For the past 25 years, Dr. Young has taught Health Science Center students about the relationship between diet and health. "My approach to teaching is a simple one -- I just try to make it come alive," she said.
The four-year nutrition curriculum taught in the Medical School was developed by Dr. Young and has been cited as a model for medical schools in the United States.
"Dr. Young has been a leading force in nutritional research and the development of nutritional education as a component of our medical school's curriculum," said James J. Young, PhD, no relation, medical dean. "She was among the first to conduct studies that showed hereditary lactase deficiency in Hispanics, causing difficulties in digesting milk. The Health Science Center takes great pride in Dr. Young's achievements."
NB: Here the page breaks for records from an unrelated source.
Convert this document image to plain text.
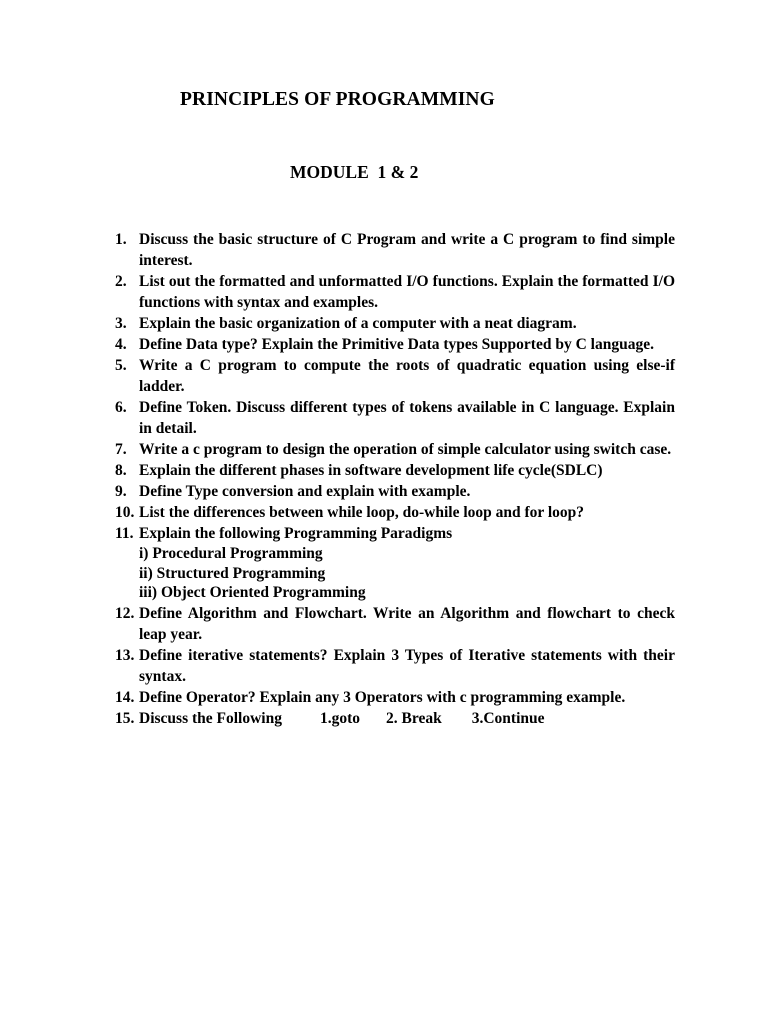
PRINCIPLES OF PROGRAMMING
MODULE  1 & 2
1. Discuss the basic structure of C Program and write a C program to find simple interest.
2. List out the formatted and unformatted I/O functions. Explain the formatted I/O functions with syntax and examples.
3. Explain the basic organization of a computer with a neat diagram.
4. Define Data type? Explain the Primitive Data types Supported by C language.
5. Write a C program to compute the roots of quadratic equation using else-if ladder.
6. Define Token. Discuss different types of tokens available in C language. Explain in detail.
7. Write a c program to design the operation of simple calculator using switch case.
8. Explain the different phases in software development life cycle(SDLC)
9. Define Type conversion and explain with example.
10. List the differences between while loop, do-while loop and for loop?
11. Explain the following Programming Paradigms
i) Procedural Programming
ii) Structured Programming
iii) Object Oriented Programming
12. Define Algorithm and Flowchart. Write an Algorithm and flowchart to check leap year.
13. Define iterative statements? Explain 3 Types of Iterative statements with their syntax.
14. Define Operator? Explain any 3 Operators with c programming example.
15. Discuss the Following 1.goto 2. Break 3.Continue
Publishing more than 100 papers and presenting research to audiences around the world has made Dr. Young an internationally recognized leader in nutrition. She has been called upon repeatedly to give testimony before Texas legislative panels and U.S. congressional committees.
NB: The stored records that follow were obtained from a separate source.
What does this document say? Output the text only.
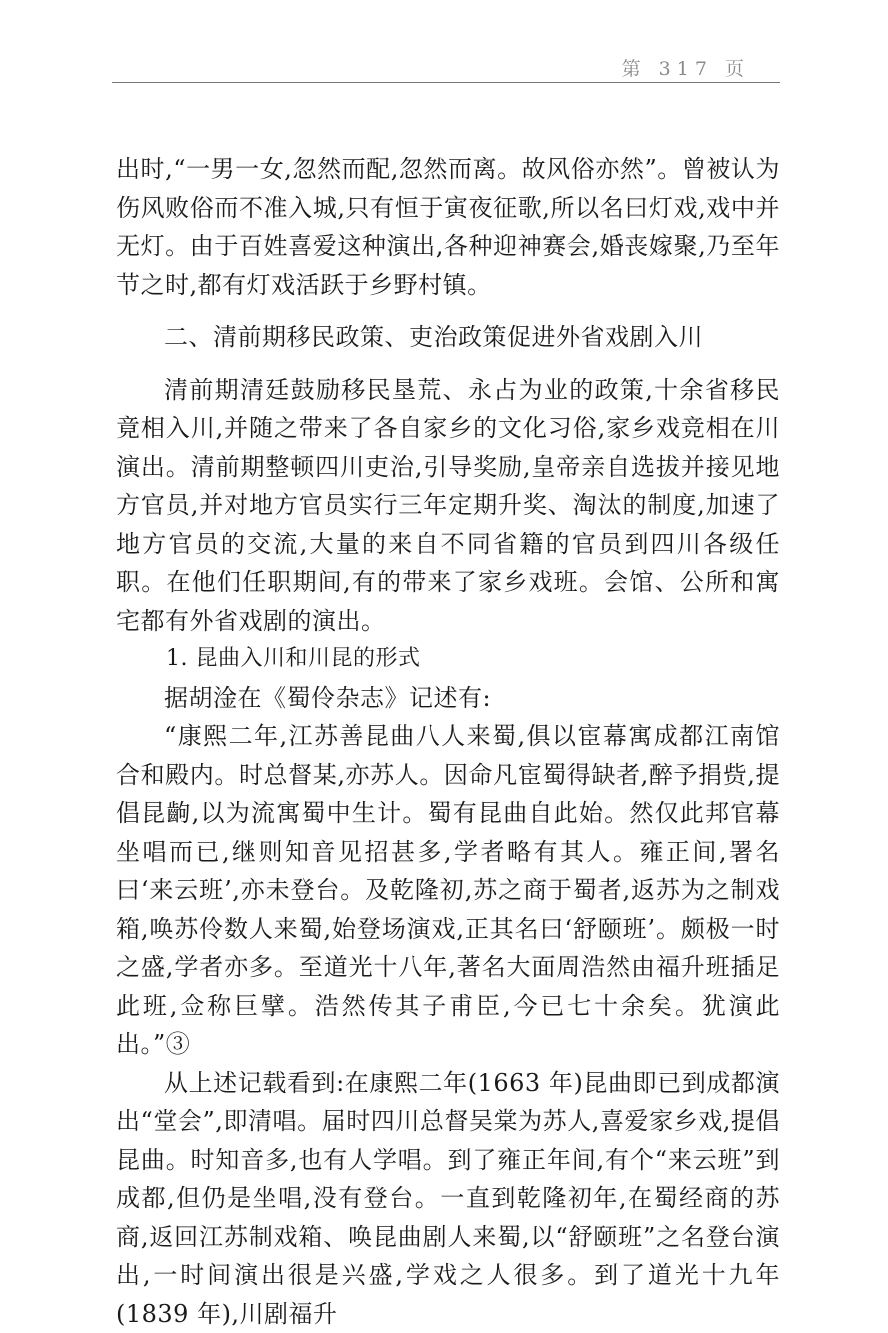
第 317 页

出时,“一男一女,忽然而配,忽然而离。故风俗亦然”。曾被认为伤风败俗而不准入城,只有恒于寅夜征歌,所以名曰灯戏,戏中并无灯。由于百姓喜爱这种演出,各种迎神赛会,婚丧嫁聚,乃至年节之时,都有灯戏活跃于乡野村镇。

二、清前期移民政策、吏治政策促进外省戏剧入川

清前期清廷鼓励移民垦荒、永占为业的政策,十余省移民竟相入川,并随之带来了各自家乡的文化习俗,家乡戏竞相在川演出。清前期整顿四川吏治,引导奖励,皇帝亲自选拔并接见地方官员,并对地方官员实行三年定期升奖、淘汰的制度,加速了地方官员的交流,大量的来自不同省籍的官员到四川各级任职。在他们任职期间,有的带来了家乡戏班。会馆、公所和寓宅都有外省戏剧的演出。

1. 昆曲入川和川昆的形式

据胡淦在《蜀伶杂志》记述有:

“康熙二年,江苏善昆曲八人来蜀,俱以宦幕寓成都江南馆合和殿内。时总督某,亦苏人。因命凡宦蜀得缺者,醉予捐赀,提倡昆齣,以为流寓蜀中生计。蜀有昆曲自此始。然仅此邦官幕坐唱而已,继则知音见招甚多,学者略有其人。雍正间,署名曰‘来云班’,亦未登台。及乾隆初,苏之商于蜀者,返苏为之制戏箱,唤苏伶数人来蜀,始登场演戏,正其名曰‘舒颐班’。颇极一时之盛,学者亦多。至道光十八年,著名大面周浩然由福升班插足此班,佥称巨擘。浩然传其子甫臣,今已七十余矣。犹演此出。”③

从上述记载看到:在康熙二年(1663 年)昆曲即已到成都演出“堂会”,即清唱。届时四川总督吴棠为苏人,喜爱家乡戏,提倡昆曲。时知音多,也有人学唱。到了雍正年间,有个“来云班”到成都,但仍是坐唱,没有登台。一直到乾隆初年,在蜀经商的苏商,返回江苏制戏箱、唤昆曲剧人来蜀,以“舒颐班”之名登台演出,一时间演出很是兴盛,学戏之人很多。到了道光十九年(1839 年),川剧福升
Her work is not limited to teaching and conducting research. Dr. Young sees patients who have special dietary needs because of hypertension, heart disease, obesity and diabetes. "I try to help motivate patients to change dietary and exercise patterns so they can improve the quality of their life through good nutrition and physical activity," said Dr. Young. "If you can motivate people to improve their own lives, it's a wonderful thing to do."
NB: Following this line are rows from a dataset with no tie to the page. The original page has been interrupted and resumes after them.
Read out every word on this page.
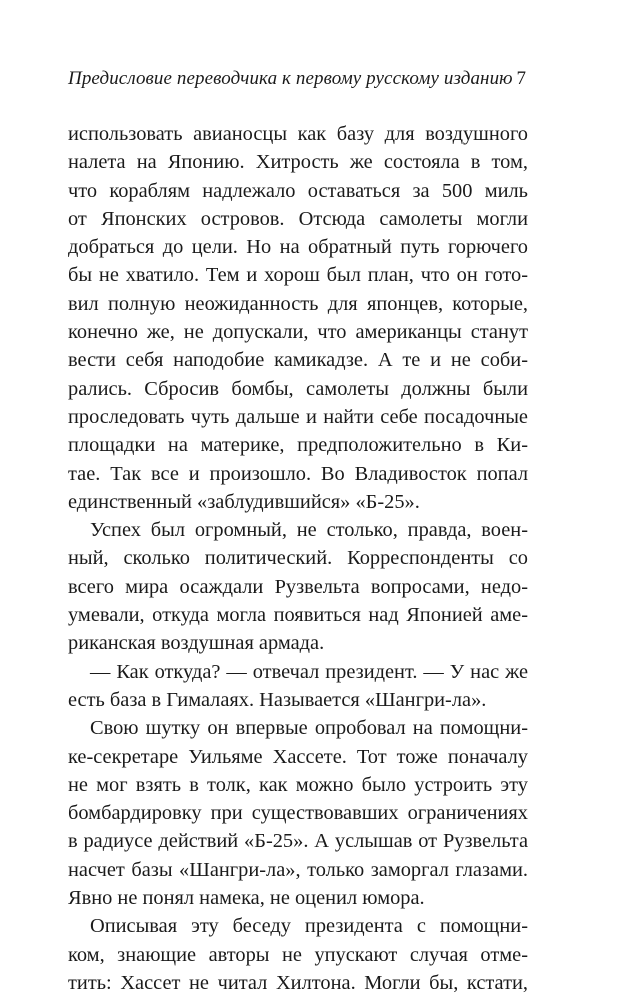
Предисловие переводчика к первому русскому изданию 7

использовать авианосцы как базу для воздушного
налета на Японию. Хитрость же состояла в том,
что кораблям надлежало оставаться за 500 миль
от Японских островов. Отсюда самолеты могли
добраться до цели. Но на обратный путь горючего
бы не хватило. Тем и хорош был план, что он гото-
вил полную неожиданность для японцев, которые,
конечно же, не допускали, что американцы станут
вести себя наподобие камикадзе. А те и не соби-
рались. Сбросив бомбы, самолеты должны были
проследовать чуть дальше и найти себе посадочные
площадки на материке, предположительно в Ки-
тае. Так все и произошло. Во Владивосток попал
единственный «заблудившийся» «Б-25».

Успех был огромный, не столько, правда, воен-
ный, сколько политический. Корреспонденты со
всего мира осаждали Рузвельта вопросами, недо-
умевали, откуда могла появиться над Японией аме-
риканская воздушная армада.

— Как откуда? — отвечал президент. — У нас же
есть база в Гималаях. Называется «Шангри-ла».

Свою шутку он впервые опробовал на помощни-
ке-секретаре Уильяме Хассете. Тот тоже поначалу
не мог взять в толк, как можно было устроить эту
бомбардировку при существовавших ограничениях
в радиусе действий «Б-25». А услышав от Рузвельта
насчет базы «Шангри-ла», только заморгал глазами.
Явно не понял намека, не оценил юмора.

Описывая эту беседу президента с помощни-
ком, знающие авторы не упускают случая отме-
тить: Хассет не читал Хилтона. Могли бы, кстати,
Dr. Young is the recipient of numerous awards and honors. Some of her more recent recognitions include the 1990 Outstanding Contribution to Nutrition Award by the Texas State Nutrition Council, election as a fellow of the American Institute of Nutrition in 1991, and in 1992, selection by the American Society for Clinical Nutrition for the American Dairy Council Award for Excellence in Medical/Dental Nutrition.